In order to plan for the transition from today’s cryptosystems to an era of PQC, it's important the size and performance of a future quantum computer that could likely break current cryptography algorithms is carefully characterized. Yesterday, we published a preprint demonstrating that 2048-bit RSA encryption could theoretically be broken by a quantum computer with 1 million noisy qubits running for one week. This is a 20-fold decrease in the number of qubits from our previous estimate, published in 2019. Notably, quantum computers with relevant error rates currently have on the order of only 100 to 1000 qubits, and the National Institute of Standards and Technology (NIST) recently released standard PQC algorithms that are expected to be resistant to future large-scale quantum computers. However, this new result does underscore the importance of migrating to these standards in line with NIST recommended timelines.

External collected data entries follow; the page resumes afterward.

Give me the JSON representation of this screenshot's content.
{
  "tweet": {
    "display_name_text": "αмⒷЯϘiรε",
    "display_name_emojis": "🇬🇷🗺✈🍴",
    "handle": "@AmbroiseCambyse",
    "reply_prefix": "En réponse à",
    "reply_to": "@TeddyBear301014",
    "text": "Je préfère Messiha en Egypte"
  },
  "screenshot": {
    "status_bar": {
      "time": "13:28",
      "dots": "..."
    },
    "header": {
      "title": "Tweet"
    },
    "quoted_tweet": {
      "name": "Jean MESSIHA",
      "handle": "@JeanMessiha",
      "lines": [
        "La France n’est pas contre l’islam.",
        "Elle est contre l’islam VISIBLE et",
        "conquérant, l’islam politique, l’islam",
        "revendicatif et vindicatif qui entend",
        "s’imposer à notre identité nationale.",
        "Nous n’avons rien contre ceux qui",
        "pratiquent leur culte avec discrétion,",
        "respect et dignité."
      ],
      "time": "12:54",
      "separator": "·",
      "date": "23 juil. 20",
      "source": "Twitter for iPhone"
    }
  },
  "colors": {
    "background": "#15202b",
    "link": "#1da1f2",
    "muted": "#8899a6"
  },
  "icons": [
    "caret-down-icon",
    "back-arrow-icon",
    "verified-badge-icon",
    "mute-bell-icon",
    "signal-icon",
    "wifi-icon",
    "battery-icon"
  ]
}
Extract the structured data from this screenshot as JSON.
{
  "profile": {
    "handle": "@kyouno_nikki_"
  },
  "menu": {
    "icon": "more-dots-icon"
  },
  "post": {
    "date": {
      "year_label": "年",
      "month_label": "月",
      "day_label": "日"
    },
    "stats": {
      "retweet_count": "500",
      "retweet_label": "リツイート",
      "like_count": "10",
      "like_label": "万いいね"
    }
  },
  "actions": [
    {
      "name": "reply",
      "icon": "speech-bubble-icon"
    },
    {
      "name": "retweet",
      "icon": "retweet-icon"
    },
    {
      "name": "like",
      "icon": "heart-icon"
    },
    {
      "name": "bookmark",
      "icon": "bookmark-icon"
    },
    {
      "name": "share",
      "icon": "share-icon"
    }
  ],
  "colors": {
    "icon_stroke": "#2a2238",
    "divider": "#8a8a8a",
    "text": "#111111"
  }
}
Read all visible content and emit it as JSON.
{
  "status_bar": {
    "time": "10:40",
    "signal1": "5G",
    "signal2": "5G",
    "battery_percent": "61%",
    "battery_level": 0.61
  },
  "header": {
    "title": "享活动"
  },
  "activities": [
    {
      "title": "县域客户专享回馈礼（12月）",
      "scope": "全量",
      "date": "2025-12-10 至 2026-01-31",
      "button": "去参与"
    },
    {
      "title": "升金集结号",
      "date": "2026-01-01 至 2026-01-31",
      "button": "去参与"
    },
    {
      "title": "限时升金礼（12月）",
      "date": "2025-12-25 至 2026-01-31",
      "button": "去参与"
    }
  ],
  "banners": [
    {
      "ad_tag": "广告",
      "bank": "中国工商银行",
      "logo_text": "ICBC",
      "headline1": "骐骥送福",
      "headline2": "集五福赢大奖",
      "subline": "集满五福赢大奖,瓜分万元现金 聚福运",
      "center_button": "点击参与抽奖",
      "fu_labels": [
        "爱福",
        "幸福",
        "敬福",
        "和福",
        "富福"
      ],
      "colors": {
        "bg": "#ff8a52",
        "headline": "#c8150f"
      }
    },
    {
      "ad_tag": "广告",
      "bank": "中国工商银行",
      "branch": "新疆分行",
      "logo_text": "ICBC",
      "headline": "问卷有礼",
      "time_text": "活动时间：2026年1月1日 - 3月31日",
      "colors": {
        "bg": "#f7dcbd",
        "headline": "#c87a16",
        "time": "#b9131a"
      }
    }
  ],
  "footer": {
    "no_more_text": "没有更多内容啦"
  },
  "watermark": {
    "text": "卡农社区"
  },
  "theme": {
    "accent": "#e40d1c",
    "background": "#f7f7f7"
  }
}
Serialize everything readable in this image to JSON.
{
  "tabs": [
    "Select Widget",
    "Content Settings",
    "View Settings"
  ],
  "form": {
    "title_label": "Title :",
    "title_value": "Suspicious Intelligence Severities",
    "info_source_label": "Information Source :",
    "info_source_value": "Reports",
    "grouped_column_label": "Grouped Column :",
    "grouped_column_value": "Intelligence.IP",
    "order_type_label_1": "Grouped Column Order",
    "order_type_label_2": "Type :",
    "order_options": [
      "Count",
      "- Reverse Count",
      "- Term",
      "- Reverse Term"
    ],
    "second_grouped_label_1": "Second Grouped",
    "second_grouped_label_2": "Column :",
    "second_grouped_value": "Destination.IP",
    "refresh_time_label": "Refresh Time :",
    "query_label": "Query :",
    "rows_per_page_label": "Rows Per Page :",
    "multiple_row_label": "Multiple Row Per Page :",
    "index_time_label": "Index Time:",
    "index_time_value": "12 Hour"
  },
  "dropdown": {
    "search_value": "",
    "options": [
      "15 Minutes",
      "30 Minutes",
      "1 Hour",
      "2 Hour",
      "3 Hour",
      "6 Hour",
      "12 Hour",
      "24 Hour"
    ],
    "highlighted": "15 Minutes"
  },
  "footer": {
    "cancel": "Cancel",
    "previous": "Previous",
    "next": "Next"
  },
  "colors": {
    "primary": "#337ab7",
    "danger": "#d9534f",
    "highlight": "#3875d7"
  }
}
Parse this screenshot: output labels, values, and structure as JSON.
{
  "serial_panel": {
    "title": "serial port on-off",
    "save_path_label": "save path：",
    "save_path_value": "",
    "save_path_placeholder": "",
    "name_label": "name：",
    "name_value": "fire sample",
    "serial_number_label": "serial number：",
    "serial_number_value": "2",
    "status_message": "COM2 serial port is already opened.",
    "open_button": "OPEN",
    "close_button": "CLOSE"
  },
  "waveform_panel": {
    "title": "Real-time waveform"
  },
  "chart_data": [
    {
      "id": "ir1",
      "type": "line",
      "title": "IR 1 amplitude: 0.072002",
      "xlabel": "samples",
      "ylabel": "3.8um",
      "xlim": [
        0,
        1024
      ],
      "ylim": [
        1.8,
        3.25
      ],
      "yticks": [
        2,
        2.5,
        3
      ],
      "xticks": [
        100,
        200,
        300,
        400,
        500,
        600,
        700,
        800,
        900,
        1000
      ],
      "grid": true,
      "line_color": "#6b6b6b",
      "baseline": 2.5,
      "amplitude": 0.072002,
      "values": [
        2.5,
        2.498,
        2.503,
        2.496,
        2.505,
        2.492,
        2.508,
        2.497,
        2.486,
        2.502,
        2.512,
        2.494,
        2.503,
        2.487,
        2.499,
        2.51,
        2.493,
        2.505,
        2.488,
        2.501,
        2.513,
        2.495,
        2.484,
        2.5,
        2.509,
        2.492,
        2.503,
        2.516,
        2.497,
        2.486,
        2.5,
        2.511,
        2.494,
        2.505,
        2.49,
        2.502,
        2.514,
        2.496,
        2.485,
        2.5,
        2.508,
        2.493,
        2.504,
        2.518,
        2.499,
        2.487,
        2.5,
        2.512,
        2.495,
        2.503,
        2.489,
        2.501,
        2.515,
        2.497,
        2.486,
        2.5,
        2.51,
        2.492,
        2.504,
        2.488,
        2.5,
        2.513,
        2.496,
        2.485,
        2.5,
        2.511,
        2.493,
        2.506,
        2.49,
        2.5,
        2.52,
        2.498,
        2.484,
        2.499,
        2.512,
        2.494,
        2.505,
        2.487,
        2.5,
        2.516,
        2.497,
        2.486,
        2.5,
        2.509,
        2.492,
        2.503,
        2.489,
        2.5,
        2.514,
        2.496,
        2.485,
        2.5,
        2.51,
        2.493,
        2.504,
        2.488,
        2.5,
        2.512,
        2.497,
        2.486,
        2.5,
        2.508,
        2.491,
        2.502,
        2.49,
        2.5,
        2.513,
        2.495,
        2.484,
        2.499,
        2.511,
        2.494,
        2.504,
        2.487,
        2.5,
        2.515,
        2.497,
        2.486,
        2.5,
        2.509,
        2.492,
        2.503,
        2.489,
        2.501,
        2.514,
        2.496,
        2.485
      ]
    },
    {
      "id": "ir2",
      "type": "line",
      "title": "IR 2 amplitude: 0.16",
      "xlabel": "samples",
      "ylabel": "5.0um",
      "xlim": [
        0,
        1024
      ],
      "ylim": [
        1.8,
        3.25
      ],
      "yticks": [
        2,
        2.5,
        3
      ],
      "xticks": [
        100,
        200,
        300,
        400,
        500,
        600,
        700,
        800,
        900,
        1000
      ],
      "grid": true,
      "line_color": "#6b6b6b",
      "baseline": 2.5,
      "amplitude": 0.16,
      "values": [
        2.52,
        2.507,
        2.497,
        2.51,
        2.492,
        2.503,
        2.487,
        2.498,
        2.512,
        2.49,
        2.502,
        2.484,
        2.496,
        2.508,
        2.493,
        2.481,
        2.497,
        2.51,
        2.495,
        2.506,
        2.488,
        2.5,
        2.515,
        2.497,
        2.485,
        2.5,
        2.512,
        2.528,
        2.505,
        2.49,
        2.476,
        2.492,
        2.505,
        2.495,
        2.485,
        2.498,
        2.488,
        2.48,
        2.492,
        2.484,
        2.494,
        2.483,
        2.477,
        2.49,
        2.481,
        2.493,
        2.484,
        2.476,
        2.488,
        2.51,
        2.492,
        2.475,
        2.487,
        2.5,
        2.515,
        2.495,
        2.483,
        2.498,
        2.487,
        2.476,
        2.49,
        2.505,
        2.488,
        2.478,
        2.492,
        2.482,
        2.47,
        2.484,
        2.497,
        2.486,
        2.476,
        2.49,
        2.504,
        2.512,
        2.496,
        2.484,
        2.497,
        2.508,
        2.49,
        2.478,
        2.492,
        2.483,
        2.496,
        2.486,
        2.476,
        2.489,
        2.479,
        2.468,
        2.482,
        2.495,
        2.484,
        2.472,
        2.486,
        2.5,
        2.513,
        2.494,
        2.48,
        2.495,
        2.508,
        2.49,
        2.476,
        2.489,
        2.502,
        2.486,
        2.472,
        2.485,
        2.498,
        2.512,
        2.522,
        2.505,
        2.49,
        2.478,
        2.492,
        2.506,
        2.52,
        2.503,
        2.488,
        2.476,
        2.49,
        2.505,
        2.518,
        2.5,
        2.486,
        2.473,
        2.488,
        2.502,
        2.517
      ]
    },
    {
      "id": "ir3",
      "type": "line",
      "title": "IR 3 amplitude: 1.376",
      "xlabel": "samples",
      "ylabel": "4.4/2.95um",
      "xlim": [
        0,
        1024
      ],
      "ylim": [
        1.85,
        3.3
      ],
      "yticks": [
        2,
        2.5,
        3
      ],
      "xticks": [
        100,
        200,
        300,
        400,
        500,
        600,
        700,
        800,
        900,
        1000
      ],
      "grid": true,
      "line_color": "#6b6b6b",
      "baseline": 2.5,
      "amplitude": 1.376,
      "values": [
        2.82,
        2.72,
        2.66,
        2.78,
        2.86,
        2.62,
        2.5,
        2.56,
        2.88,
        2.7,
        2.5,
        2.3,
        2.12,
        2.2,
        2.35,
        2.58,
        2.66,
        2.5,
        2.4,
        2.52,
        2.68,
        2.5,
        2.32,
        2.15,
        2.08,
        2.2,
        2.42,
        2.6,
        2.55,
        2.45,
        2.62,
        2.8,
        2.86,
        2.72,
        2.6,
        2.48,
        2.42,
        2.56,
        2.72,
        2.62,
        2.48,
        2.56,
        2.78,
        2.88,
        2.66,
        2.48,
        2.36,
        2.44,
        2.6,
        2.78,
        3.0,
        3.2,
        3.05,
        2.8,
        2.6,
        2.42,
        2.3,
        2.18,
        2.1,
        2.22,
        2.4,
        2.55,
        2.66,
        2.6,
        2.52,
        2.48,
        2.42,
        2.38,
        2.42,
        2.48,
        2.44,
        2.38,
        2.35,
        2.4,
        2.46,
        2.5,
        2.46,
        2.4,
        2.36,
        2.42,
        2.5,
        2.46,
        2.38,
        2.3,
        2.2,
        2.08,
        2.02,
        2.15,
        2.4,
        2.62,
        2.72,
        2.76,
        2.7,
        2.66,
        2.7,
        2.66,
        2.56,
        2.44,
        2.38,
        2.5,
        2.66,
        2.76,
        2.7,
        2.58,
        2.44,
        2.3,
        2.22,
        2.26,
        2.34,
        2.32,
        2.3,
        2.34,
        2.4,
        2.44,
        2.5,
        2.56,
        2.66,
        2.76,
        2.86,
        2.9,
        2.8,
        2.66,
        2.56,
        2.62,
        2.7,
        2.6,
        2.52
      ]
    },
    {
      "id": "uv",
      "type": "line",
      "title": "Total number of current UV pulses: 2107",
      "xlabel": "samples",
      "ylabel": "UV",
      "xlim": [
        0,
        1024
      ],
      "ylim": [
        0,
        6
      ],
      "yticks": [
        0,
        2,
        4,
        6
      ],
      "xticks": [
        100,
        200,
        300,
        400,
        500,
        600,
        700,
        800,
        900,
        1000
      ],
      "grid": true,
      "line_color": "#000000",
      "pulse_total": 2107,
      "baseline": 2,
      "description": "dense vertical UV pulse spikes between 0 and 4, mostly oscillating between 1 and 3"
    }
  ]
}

Estimated resources for factoring have been steadily decreasing
Quantum computers break RSA by factoring numbers, using Shor’s algorithm. Since Peter Shor published this algorithm in 1994, the estimated number of qubits needed to run it has steadily decreased. For example, in 2012, it was estimated that a 2048-bit RSA key could be broken by a quantum computer with a billion physical qubits. In 2019, using the same physical assumptions – which consider qubits with a slightly lower error rate than Google Quantum AI’s current quantum computers – the estimate was lowered to 20 million physical qubits.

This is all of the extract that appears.